The bankruptcy filing only affects Fashion Fair Cosmetics and JPC’s famously historic photo archives.   JPC sold both Ebony and Jet in 2016.  When early news releases incorrectly reported JPC as the current owner, the current owners – Ebony Media Operations, LLC, were quick to demand a retraction. 

In announcing the Chapter 7 bankruptcy petition, the company said it was “caught in a tidal wave of marketplace changes and business issues which, despite exhaustive efforts, could not be overcome.” The issues included the bankruptcy of a major retailer that carried its Fashion Fair Cosmetics line, a “costly recall” of products and increasing competition from digital rivals, the company said.

A Pioneer in Print

John H. Johnson founded the company in 1942 when he launched Negro Digest with a $500 loan from his mother. The magazine summarized newspaper articles about black life.

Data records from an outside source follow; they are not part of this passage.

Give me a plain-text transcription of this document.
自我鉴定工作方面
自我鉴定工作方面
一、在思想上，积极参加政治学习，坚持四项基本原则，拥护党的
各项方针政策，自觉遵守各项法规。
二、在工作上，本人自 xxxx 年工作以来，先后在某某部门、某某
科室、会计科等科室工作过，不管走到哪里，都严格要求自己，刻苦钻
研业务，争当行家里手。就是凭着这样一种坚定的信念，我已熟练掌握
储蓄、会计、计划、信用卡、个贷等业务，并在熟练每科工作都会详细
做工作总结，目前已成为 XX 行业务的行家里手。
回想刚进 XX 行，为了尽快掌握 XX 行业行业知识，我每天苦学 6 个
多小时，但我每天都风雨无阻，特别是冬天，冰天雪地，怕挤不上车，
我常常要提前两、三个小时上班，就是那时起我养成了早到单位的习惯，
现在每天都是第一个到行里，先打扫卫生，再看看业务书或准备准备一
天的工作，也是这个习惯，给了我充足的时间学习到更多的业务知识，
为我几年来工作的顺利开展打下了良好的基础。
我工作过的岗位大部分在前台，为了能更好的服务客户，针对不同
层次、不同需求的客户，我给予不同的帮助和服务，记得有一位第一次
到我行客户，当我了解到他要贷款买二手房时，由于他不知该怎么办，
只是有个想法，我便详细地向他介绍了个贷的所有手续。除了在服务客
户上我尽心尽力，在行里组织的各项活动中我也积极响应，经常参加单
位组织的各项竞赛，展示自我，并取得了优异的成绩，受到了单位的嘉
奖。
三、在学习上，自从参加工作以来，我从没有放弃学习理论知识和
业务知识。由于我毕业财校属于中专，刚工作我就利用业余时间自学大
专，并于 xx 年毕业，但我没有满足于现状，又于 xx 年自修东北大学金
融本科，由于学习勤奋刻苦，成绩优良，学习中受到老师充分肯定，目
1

But key to the company’s growth was Ebony magazine, founded in 1945 and patterned after Life magazine, one of the nation’s leading magazines at the time. The average monthly circulation of Ebony was around 2 million for a time in the 1990s, making it the largest magazine catering to blacks.

After reporting revenues in the hundreds of millions in the 1990s, the company’s fortunes began to decline after Johnson died in 2005 and magazines in general began to struggle as advertisers moved to alternative media.

With Johnson’s daughter, Linda Johnson Rice, in charge, the company tried to halt its decline with the sale of its assets, including its historic headquarters on Chicago’s Michigan Avenue.

In 2014, Jet ceased print editions and became a digital-only publication. In 2016, Ebony and Jet were sold to Black-owned Ebony Media Operations, LLC (EMO) with Clear View Group, a Black-owned equity firm in Texas, putting together the investment team and holding a large percentage of the LLC’s ownership.

Despite being under new ownership, the company struggled financially, with freelance writers suing to be paid. The lawsuit was settled last year.